Think about it; assuming that the argument is based exclusively upon facts and logic (which is usually a pretty big assumption, but let’s consider the ideal case), then if you are unable to defend your belief, it’s probably because it’s false. In short, if you are unable to defend a position through facts and logic, then you had no business believing it in the first place. By ‘losing’ the argument, what have you actually ‘lost?’ Nothing. In fact, ideally, you have gained a more accurate picture of the world around you. This, in fact, is the very essence of the ruthless logic of the Scientific Method.

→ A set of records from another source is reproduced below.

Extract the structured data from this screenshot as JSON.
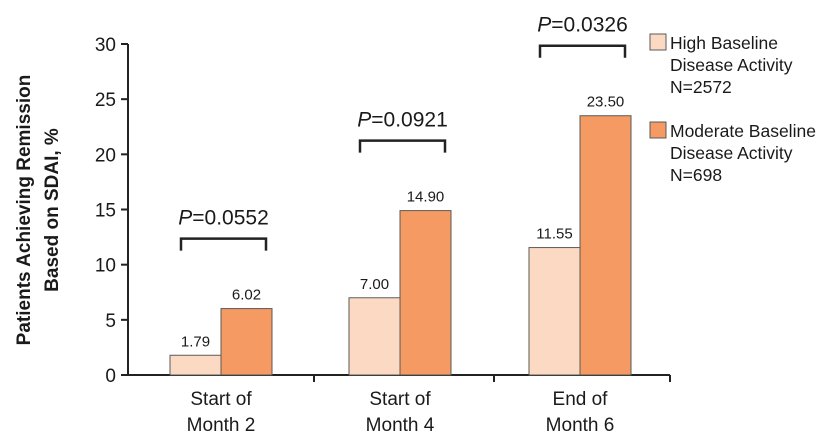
{
  "chart_data": {
    "type": "bar",
    "ylabel_lines": [
      "Patients Achieving Remission",
      "Based on SDAI, %"
    ],
    "xlabel": "",
    "ylim": [
      0,
      30
    ],
    "yticks": [
      0,
      5,
      10,
      15,
      20,
      25,
      30
    ],
    "ytick_labels": [
      "0",
      "5",
      "10",
      "15",
      "20",
      "25",
      "30"
    ],
    "categories": [
      {
        "lines": [
          "Start of",
          "Month 2"
        ]
      },
      {
        "lines": [
          "Start of",
          "Month 4"
        ]
      },
      {
        "lines": [
          "End of",
          "Month 6"
        ]
      }
    ],
    "series": [
      {
        "name_lines": [
          "High Baseline",
          "Disease Activity",
          "N=2572"
        ],
        "color": "#fcd9c3",
        "values": [
          1.79,
          7.0,
          11.55
        ],
        "labels": [
          "1.79",
          "7.00",
          "11.55"
        ]
      },
      {
        "name_lines": [
          "Moderate Baseline",
          "Disease Activity",
          "N=698"
        ],
        "color": "#f49a62",
        "values": [
          6.02,
          14.9,
          23.5
        ],
        "labels": [
          "6.02",
          "14.90",
          "23.50"
        ]
      }
    ],
    "p_values": [
      {
        "p": "P",
        "rest": "=0.0552"
      },
      {
        "p": "P",
        "rest": "=0.0921"
      },
      {
        "p": "P",
        "rest": "=0.0326"
      }
    ],
    "legend_position": "right"
  }
}
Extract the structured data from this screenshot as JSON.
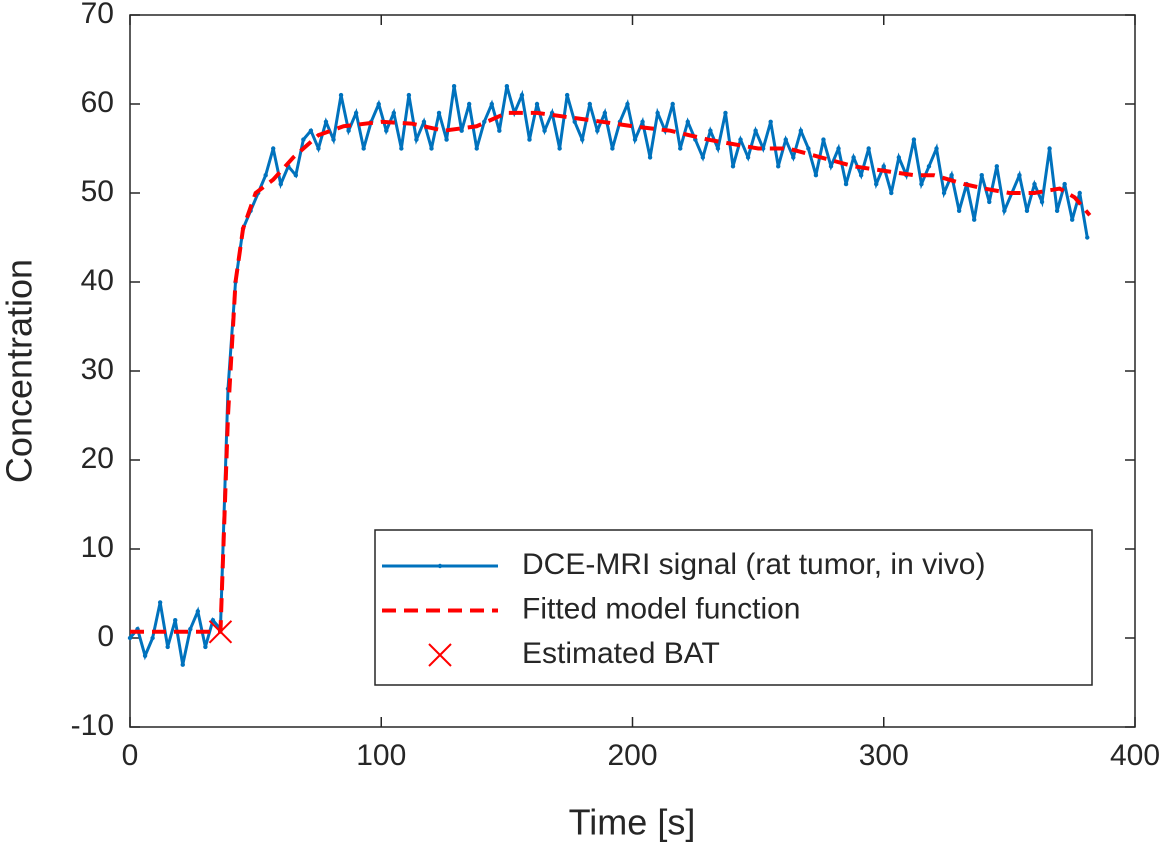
{
  "chart_data": {
    "type": "line",
    "xlabel": "Time [s]",
    "ylabel": "Concentration",
    "xlim": [
      0,
      400
    ],
    "ylim": [
      -10,
      70
    ],
    "xticks": [
      0,
      100,
      200,
      300,
      400
    ],
    "yticks": [
      -10,
      0,
      10,
      20,
      30,
      40,
      50,
      60,
      70
    ],
    "legend": "lower right",
    "series": [
      {
        "name": "DCE-MRI signal (rat tumor, in vivo)",
        "color": "#0072bd",
        "style": "solid-dots",
        "x": [
          0,
          3,
          6,
          9,
          12,
          15,
          18,
          21,
          24,
          27,
          30,
          33,
          36,
          39,
          42,
          45,
          48,
          51,
          54,
          57,
          60,
          63,
          66,
          69,
          72,
          75,
          78,
          81,
          84,
          87,
          90,
          93,
          96,
          99,
          102,
          105,
          108,
          111,
          114,
          117,
          120,
          123,
          126,
          129,
          132,
          135,
          138,
          141,
          144,
          147,
          150,
          153,
          156,
          159,
          162,
          165,
          168,
          171,
          174,
          177,
          180,
          183,
          186,
          189,
          192,
          195,
          198,
          201,
          204,
          207,
          210,
          213,
          216,
          219,
          222,
          225,
          228,
          231,
          234,
          237,
          240,
          243,
          246,
          249,
          252,
          255,
          258,
          261,
          264,
          267,
          270,
          273,
          276,
          279,
          282,
          285,
          288,
          291,
          294,
          297,
          300,
          303,
          306,
          309,
          312,
          315,
          318,
          321,
          324,
          327,
          330,
          333,
          336,
          339,
          342,
          345,
          348,
          351,
          354,
          357,
          360,
          363,
          366,
          369,
          372,
          375,
          378,
          381
        ],
        "values": [
          0,
          1,
          -2,
          0,
          4,
          -1,
          2,
          -3,
          1,
          3,
          -1,
          2,
          1,
          28,
          40,
          46,
          48,
          50,
          52,
          55,
          51,
          53,
          52,
          56,
          57,
          55,
          58,
          56,
          61,
          57,
          59,
          55,
          58,
          60,
          57,
          59,
          55,
          61,
          56,
          58,
          55,
          59,
          56,
          62,
          57,
          60,
          55,
          58,
          60,
          57,
          62,
          59,
          61,
          56,
          60,
          57,
          59,
          55,
          61,
          58,
          56,
          60,
          57,
          59,
          55,
          58,
          60,
          56,
          58,
          54,
          59,
          57,
          60,
          55,
          58,
          56,
          54,
          57,
          55,
          59,
          53,
          56,
          54,
          57,
          55,
          58,
          53,
          56,
          54,
          57,
          55,
          52,
          56,
          53,
          55,
          51,
          54,
          52,
          55,
          51,
          53,
          50,
          54,
          52,
          56,
          51,
          53,
          55,
          50,
          52,
          48,
          51,
          47,
          52,
          49,
          53,
          48,
          50,
          52,
          48,
          51,
          49,
          55,
          48,
          51,
          47,
          50,
          45
        ]
      },
      {
        "name": "Fitted model function",
        "color": "#ff0000",
        "style": "dashed",
        "x": [
          0,
          36,
          39,
          42,
          45,
          50,
          57,
          65,
          75,
          85,
          100,
          112,
          125,
          138,
          150,
          162,
          175,
          188,
          200,
          215,
          230,
          250,
          262,
          275,
          288,
          300,
          312,
          320,
          332,
          340,
          350,
          360,
          370,
          376,
          382
        ],
        "values": [
          0.7,
          0.7,
          25,
          40,
          46,
          50,
          51.5,
          54,
          56.5,
          57.5,
          58,
          57.8,
          57,
          57.5,
          59,
          59,
          58.5,
          58,
          57.5,
          57,
          56,
          55,
          55,
          54,
          53,
          52.5,
          52,
          52,
          51,
          50.5,
          50,
          50,
          50.5,
          49.5,
          47.5
        ]
      },
      {
        "name": "Estimated BAT",
        "color": "#ff0000",
        "style": "cross",
        "x": [
          36
        ],
        "values": [
          0.7
        ]
      }
    ]
  }
}
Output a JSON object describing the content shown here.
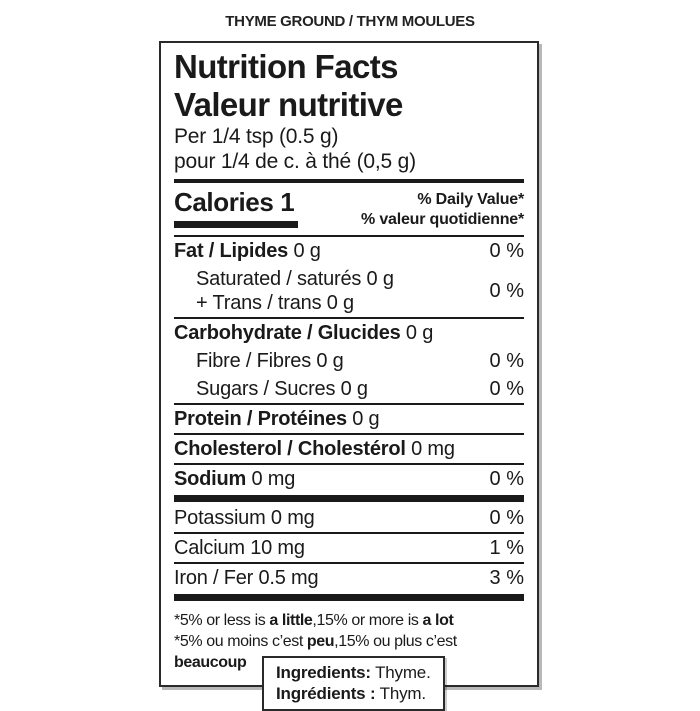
{
  "page_title": "THYME GROUND / THYM MOULUES",
  "label": {
    "title_en": "Nutrition Facts",
    "title_fr": "Valeur nutritive",
    "serving_en": "Per 1/4 tsp (0.5 g)",
    "serving_fr": "pour 1/4 de c. à thé (0,5 g)",
    "calories": "Calories 1",
    "daily_value_en": "% Daily Value*",
    "daily_value_fr": "% valeur quotidienne*",
    "rows": [
      {
        "lines": [
          {
            "bold": "Fat / Lipides",
            "text": "0 g"
          }
        ],
        "pct": "0 %",
        "sep": "none"
      },
      {
        "lines": [
          {
            "text": "Saturated / saturés 0 g"
          },
          {
            "text": "+ Trans / trans 0 g"
          }
        ],
        "indent": true,
        "pct": "0 %",
        "sep": "thin"
      },
      {
        "lines": [
          {
            "bold": "Carbohydrate / Glucides",
            "text": "0 g"
          }
        ],
        "pct": "",
        "sep": "none"
      },
      {
        "lines": [
          {
            "text": "Fibre / Fibres 0 g"
          }
        ],
        "indent": true,
        "pct": "0 %",
        "sep": "none"
      },
      {
        "lines": [
          {
            "text": "Sugars / Sucres 0 g"
          }
        ],
        "indent": true,
        "pct": "0 %",
        "sep": "thin"
      },
      {
        "lines": [
          {
            "bold": "Protein / Protéines",
            "text": "0 g"
          }
        ],
        "pct": "",
        "sep": "thin"
      },
      {
        "lines": [
          {
            "bold": "Cholesterol / Cholestérol",
            "text": "0 mg"
          }
        ],
        "pct": "",
        "sep": "thin"
      },
      {
        "lines": [
          {
            "bold": "Sodium",
            "text": "0 mg"
          }
        ],
        "pct": "0 %",
        "sep": "thick"
      },
      {
        "lines": [
          {
            "text": "Potassium 0 mg"
          }
        ],
        "pct": "0 %",
        "sep": "thin"
      },
      {
        "lines": [
          {
            "text": "Calcium 10 mg"
          }
        ],
        "pct": "1 %",
        "sep": "thin"
      },
      {
        "lines": [
          {
            "text": "Iron / Fer 0.5 mg"
          }
        ],
        "pct": "3 %",
        "sep": "thick"
      }
    ],
    "footnotes": [
      {
        "segments": [
          {
            "text": "*5% or less is "
          },
          {
            "text": "a little",
            "bold": true
          },
          {
            "text": ",15% or more is "
          },
          {
            "text": "a lot",
            "bold": true
          }
        ]
      },
      {
        "segments": [
          {
            "text": "*5% ou moins c’est "
          },
          {
            "text": "peu",
            "bold": true
          },
          {
            "text": ",15% ou plus c’est "
          },
          {
            "text": "beaucoup",
            "bold": true
          }
        ]
      }
    ]
  },
  "ingredients": {
    "en_label": "Ingredients:",
    "en_value": "Thyme.",
    "fr_label": "Ingrédients :",
    "fr_value": "Thym."
  }
}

Talking about winning and losing does nothing more than turn the focus of the dispute from what it is actually about (namely, the conflicting positions), and onto the opponents’ egos. It reflects the unhealthy love that people have for particular ideas and their tendancy to attach emotional weight to impersonal matters.
Is the same sort of terminology used when discussing argumentation in other languages? I honestly have no idea. But I think it would be lovely if we could discuss the relative merits of ideas without having to invest ourselves in them. And from now on, I will try (however unsuccessfully) to recognize when I am wrong and own up to my errors, as well as to avoid humiliating the people I inevitably defeat.